At the FSA/PRA (2010-13), as co-leader of the market risk specialism, I led the team through the development of an approach to reviewing market risk modules within Solvency II internal models. This included leading discussions with the managers on the appropriateness of our recommended approaches.
At the FCA I put forward a straw man proposal on what the FCA expected to see within an ORSA. I also saw the first attempts at ORSAs by a number of firms, so have seen lots of examples of good and bad practice.
While contracting with a bulk annuity provider:
• I made changes to the counterparty risk module within the internal model.
• I documented the data feeds into the counterparty risk module.
• I investigated the potential impact of reinsurer defaults on the firm (which included the impact of changes to the risk profile from recapturing longevity risks).

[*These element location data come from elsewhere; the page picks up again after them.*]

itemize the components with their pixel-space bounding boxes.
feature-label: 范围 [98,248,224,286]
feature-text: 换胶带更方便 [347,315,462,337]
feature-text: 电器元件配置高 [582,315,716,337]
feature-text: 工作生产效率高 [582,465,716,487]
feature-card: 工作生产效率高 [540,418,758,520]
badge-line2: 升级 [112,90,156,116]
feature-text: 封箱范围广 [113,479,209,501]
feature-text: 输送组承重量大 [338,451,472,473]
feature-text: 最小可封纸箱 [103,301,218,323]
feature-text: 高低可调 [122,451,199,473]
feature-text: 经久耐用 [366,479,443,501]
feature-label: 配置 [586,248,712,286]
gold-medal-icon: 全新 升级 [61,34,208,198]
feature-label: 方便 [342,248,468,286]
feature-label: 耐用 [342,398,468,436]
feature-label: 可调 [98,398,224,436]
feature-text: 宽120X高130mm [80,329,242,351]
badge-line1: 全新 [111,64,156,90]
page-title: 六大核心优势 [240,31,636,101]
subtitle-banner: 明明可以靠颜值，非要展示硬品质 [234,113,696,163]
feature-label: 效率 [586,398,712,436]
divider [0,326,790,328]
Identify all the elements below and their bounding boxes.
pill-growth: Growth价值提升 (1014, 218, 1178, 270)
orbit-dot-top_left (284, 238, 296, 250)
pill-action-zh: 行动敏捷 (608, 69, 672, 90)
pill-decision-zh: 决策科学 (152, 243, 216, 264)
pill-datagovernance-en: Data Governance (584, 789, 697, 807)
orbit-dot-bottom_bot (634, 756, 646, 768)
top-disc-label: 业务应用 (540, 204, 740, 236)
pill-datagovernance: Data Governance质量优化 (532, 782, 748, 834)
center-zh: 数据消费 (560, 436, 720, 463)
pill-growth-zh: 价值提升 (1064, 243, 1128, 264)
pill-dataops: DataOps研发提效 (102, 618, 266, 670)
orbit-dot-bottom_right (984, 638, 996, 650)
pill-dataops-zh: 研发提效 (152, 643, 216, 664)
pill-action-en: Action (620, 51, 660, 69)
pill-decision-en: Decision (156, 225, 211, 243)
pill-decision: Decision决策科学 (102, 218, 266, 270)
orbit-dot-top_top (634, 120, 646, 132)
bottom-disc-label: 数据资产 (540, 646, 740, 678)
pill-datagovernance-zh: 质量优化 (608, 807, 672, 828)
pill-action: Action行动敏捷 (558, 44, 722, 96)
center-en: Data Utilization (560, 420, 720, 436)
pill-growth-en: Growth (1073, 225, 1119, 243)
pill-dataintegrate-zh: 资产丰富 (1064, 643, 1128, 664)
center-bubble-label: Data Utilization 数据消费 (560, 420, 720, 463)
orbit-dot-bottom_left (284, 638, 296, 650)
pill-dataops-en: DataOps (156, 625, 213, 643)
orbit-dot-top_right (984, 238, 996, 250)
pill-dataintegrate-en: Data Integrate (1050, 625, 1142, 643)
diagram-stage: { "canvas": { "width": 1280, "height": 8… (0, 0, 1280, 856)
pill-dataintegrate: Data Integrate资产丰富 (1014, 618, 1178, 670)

I documented my work and conclusions and the resulting report was included in the firm’s ORSA.
• I explored the potential sampling errors that could result from calculating the SCR stochastically and how this would change if the number of runs was increased.
As a contractor, I helped a major insurer to design and build an internal model for Solvency II. I designed and documented models for equity, gilt yield, swap spread, credit spread, default/migration and lapse risks. In all cases I tested the resulting probability distributions and benchmarked them against those of other firms.
As a contractor, I helped a major insurer understand the impact on their capital requirements of changes to the migration and default methodology within their internal model. This involved a deep dive into the mechanics of the model.
While contracting with another major insurer, I documented the data, assumptions & internal model methodology for credit risks associated with the firm’s mortgage portfolio.
Still as a contractor, I designed, calibrated and validated listed equity, private equity, property and interest rate volatility internal models for a European insurer. This included identifying suitable data sources, performing statistical tests on data, unsmoothing autocorrelated returns, trying different distributions and calibration methodologies, separating volatility movements into principal components.